Alle 15:30 circa, il medico ortopedico mi riceve e mi visita frettolosamente toccando a stento la parte dolorante con 2 dita. Supponendo che si tratti di un banale mal di schiena mi prescrive una radiografia rimandandomi a dopo l’esame per verificarne l’esito. Alle 16:00 mi viene fatta la radiografia, alle 16:30 circa l’ortopedico mi fa accomodare nella sua stanza dicendomi che, per fortuna, non c’è nulla di grave mentre compila il referto. Mi invita poi a recarmi nuovamente al ps generale. Ancora dolorante e forse illusa del fatto che il mio calvario stesse volgendo al termine, mi reco nuovamente nell’open space del ps. Mi viene detto che dovrò aspettare il medico di turno per avere altre informazioni.
Intorno alle 17:35 (orario ufficiale delle dimissioni) mi viene comunicato dal medico di turno che ero stata dimessa. Aspetto un altro quarto d’ora per avere i documenti della dimissione.

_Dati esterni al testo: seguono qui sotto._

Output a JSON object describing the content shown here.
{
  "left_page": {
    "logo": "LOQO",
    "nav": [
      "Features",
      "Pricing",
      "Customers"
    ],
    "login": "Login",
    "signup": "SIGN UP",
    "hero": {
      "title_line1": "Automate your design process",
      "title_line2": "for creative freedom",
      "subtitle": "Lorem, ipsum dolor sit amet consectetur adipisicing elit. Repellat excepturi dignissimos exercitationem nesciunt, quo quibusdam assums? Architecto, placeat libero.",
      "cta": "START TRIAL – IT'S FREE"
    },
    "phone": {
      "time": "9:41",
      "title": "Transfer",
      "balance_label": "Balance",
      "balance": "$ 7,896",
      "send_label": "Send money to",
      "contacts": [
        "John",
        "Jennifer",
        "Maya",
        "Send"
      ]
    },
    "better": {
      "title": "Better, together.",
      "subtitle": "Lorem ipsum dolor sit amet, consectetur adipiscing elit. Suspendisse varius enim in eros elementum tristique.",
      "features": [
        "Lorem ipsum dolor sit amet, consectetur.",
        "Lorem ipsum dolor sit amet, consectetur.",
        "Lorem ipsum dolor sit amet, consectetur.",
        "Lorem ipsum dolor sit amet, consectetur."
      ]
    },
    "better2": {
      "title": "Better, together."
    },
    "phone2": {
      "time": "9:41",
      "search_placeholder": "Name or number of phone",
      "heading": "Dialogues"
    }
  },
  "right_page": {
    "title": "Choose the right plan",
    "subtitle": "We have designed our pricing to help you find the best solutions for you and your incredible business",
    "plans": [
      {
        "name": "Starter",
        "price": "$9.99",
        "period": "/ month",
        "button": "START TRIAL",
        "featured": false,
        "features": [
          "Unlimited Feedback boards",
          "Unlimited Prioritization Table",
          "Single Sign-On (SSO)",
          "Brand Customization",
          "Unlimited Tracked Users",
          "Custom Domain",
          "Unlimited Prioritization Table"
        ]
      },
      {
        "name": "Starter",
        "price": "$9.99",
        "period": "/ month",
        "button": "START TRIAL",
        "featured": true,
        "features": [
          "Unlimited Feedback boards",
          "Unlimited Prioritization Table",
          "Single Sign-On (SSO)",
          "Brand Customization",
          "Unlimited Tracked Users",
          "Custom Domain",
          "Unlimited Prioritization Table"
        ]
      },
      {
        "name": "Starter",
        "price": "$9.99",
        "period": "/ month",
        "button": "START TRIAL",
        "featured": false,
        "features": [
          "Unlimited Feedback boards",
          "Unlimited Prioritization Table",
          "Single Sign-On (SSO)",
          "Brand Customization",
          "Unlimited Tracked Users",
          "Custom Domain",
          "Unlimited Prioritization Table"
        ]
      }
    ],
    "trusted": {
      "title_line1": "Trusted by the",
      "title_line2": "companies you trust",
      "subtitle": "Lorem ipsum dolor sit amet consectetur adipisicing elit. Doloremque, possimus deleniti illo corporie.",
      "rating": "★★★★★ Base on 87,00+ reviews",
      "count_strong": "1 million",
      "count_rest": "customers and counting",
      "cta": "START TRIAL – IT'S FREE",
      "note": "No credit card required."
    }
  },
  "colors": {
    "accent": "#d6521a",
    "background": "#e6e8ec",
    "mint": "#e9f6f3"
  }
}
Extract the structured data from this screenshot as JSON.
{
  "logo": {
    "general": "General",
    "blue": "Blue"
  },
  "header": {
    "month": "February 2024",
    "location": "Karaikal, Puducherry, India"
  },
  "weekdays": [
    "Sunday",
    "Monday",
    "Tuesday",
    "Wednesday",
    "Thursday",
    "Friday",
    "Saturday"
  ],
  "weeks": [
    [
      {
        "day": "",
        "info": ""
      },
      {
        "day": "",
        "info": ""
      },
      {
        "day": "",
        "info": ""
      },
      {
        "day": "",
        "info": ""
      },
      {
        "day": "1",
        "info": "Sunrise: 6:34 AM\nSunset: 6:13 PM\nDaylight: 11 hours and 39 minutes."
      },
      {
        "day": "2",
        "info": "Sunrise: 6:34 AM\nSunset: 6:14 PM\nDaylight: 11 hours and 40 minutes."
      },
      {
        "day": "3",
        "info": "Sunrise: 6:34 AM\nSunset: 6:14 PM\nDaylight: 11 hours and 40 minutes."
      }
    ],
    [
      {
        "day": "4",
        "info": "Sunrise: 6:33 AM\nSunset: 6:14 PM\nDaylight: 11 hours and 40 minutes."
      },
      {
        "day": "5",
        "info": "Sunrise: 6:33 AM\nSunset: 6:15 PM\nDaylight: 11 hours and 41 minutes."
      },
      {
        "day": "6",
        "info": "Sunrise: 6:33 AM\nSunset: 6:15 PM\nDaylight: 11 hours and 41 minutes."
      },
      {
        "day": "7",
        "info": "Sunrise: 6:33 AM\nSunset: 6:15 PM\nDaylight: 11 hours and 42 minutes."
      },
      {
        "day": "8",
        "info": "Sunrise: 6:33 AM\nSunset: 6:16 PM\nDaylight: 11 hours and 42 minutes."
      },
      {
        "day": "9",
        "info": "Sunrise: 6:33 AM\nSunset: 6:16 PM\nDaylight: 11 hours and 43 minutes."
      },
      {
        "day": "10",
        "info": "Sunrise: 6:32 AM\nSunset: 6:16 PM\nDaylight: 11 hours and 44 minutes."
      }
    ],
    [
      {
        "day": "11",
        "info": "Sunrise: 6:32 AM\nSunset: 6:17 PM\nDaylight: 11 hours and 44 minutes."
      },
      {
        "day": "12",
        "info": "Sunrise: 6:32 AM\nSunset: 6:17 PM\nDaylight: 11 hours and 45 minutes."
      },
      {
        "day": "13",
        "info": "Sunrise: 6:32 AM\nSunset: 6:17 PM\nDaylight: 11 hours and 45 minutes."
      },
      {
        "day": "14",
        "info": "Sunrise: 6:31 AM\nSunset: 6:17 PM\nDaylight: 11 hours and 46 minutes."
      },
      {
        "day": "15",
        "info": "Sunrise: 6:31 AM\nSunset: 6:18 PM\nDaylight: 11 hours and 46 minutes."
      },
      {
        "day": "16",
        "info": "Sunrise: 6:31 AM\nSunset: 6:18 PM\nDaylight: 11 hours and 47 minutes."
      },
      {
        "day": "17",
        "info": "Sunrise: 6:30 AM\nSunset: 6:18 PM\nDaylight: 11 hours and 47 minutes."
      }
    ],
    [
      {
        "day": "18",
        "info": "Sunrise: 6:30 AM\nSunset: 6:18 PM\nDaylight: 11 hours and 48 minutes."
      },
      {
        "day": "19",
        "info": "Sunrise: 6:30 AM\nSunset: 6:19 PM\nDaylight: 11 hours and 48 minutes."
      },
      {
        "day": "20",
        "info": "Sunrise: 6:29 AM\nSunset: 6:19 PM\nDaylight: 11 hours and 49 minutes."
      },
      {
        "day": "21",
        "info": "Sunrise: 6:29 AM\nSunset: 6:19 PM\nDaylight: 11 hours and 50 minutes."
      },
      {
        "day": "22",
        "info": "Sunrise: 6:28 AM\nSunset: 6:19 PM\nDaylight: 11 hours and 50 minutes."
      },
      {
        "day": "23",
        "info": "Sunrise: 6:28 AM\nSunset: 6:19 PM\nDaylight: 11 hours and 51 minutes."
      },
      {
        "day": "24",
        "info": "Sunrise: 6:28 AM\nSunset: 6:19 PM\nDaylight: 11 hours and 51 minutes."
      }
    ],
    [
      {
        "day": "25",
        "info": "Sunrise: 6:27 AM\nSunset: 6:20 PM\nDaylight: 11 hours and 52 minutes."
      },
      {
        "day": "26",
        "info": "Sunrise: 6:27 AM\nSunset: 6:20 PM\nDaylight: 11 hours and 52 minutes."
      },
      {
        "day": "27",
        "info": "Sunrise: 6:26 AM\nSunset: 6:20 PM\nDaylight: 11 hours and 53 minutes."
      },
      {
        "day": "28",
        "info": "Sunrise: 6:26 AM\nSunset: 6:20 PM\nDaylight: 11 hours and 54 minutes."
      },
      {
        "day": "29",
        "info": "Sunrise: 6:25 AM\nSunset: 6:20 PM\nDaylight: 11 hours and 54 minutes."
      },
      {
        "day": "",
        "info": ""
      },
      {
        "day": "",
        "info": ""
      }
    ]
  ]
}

Un’infermiera mi porta tutti i documenti, mi illustra l’ammontare del ticket e il tempo che ho per effettuare il pagamento (ma non ero un codice verde poi diventato giallo?) e farfuglia qualcosa indicando con il dito la terapia sul foglio. Non mi viene spiegato quale sia il mio problema. Mentre sta per andare via, le chiedo se può togliermi dal braccio la cannula e mi dice di aspettare. Passano almeno altri 30 minuti di attesa e spazientita mi avvicino alla postazione degli infermieri (sembra non mi vedano), e chiedo con dimissioni in mano, se qualcuno possa levarmi la cannula e tra i loro sospiri e occhi al cielo, finalmente riesco a tornare a casa!
Riassumendo: sono entrata alle 22:51 del giorno 7 e sono uscita alle 18:10 di giorno 8 gennaio 2020 con una diagnosi che non mi è stata illustrata, 135 euro da versare per servizi richiesti a causa di una prima diagnosi errata ma soprattutto con il dolore che, a quasi 48 ore dall’arrivo al ps, ancora persiste.